Philothamnus is a genus of snakes in the subfamily Colubrinae of the family Colubridae. The genus is endemic to Sub-Saharan Africa and includes both forest- and savanna-associated species as well as generalists. All Crotaphopeltis are arboreal.

==Species==
The following 24 species are recognised as being valid.
- Philothamnus angolensis Bocage, 1882 – Angola green snake, western green snake
- Philothamnus battersbyi Loveridge, 1951 – Battersby's green snake
- Philothamnus belli (Günther, 1866)
- Philothamnus bequaerti (Schmidt, 1923) – Bequaert's green snake
- Philothamnus brunneus J. Trape, Hughes & Mediannikov, 2021
- Philothamnus carinatus (Andersson, 1901) – thirteen-scaled green snake
- Philothamnus dorsalis (Bocage, 1866) – striped green snake, striped wood snake
- Philothamnus girardi Bocage, 1893 – Girard's green snake, Annobon wood snake
- Philothamnus heterodermus (Hallowell, 1857) – emerald green snake, variable green snake
- Philothamnus heterolepidotus (Günther, 1863) – slender green snake
- Philothamnus hoplogaster (Günther, 1863) – southeastern green snake, green water snake
- Philothamnus hughesi J. Trape & Roux-Estève, 1990 – Hughes's green snake
- Philothamnus irregularis (Leach, 1819) – northern green bush snake, irregular green snake
- Philothamnus macrops (Boulenger, 1895) – large-eyed green snake, Usambara green snake
- Philothamnus mayombensis J. Trape, Collet, Hughes & Mediannikov, 2021 – Mayombe bush snake
- Philothamnus natalensis (A. Smith, 1848) – Natal green snake, eastern Natal green snake
- Philothamnus nitidus (Günther, 1863) – green bush snake, Cameroons wood snake
- Philothamnus occidentalis (Broadley, 1966) – western Natal green snake, South African green snake
- Philothamnus ornatus Bocage, 1872 – ornate green snake
- Philothamnus pobeguini (Chabanaud, 1916)
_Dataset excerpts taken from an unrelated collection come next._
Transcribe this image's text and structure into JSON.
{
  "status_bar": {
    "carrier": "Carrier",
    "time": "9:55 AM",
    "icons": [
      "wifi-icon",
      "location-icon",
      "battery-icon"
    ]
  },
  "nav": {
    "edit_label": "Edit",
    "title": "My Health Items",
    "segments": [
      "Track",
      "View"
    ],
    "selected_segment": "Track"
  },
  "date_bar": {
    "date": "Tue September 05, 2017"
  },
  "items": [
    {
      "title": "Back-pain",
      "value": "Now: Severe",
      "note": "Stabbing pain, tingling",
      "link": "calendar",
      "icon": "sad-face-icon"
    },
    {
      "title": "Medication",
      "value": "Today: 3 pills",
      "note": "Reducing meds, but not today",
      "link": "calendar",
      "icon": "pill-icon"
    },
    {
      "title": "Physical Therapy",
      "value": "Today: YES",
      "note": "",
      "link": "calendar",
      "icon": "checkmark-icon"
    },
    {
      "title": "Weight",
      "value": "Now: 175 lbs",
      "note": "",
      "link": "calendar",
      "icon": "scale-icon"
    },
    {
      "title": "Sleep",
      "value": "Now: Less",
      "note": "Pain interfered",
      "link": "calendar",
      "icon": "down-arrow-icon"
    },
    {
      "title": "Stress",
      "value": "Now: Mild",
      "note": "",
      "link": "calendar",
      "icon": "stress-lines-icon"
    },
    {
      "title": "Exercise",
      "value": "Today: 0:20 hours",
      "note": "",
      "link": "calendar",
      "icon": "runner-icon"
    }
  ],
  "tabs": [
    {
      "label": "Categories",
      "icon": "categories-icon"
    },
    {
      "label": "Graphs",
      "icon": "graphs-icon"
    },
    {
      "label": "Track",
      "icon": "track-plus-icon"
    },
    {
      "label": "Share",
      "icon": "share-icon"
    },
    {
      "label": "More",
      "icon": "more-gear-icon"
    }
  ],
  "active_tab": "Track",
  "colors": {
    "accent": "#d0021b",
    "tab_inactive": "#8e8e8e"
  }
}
- Philothamnus punctatus W. Peters, 1867 – spotted green snake
- Philothamnus ruandae Loveridge, 1951 – Ruanda emerald green snake, Rwanda forest green snake
- Philothamnus semivariegatus (A. Smith, 1840) – spotted bush snake
- Philothamnus thomensis Bocage, 1882 – São Tomé wood snake
- Philothamnus chifunderai Greenbaum, Pauwels, Gvoždík, Vaughan, Chaney, Buontempo, Aristote, Muninga & Engelbrecht, 2023

Nota bene: A binomial authority in parentheses indicates that the species was originally described in a genus other than Philothamnus.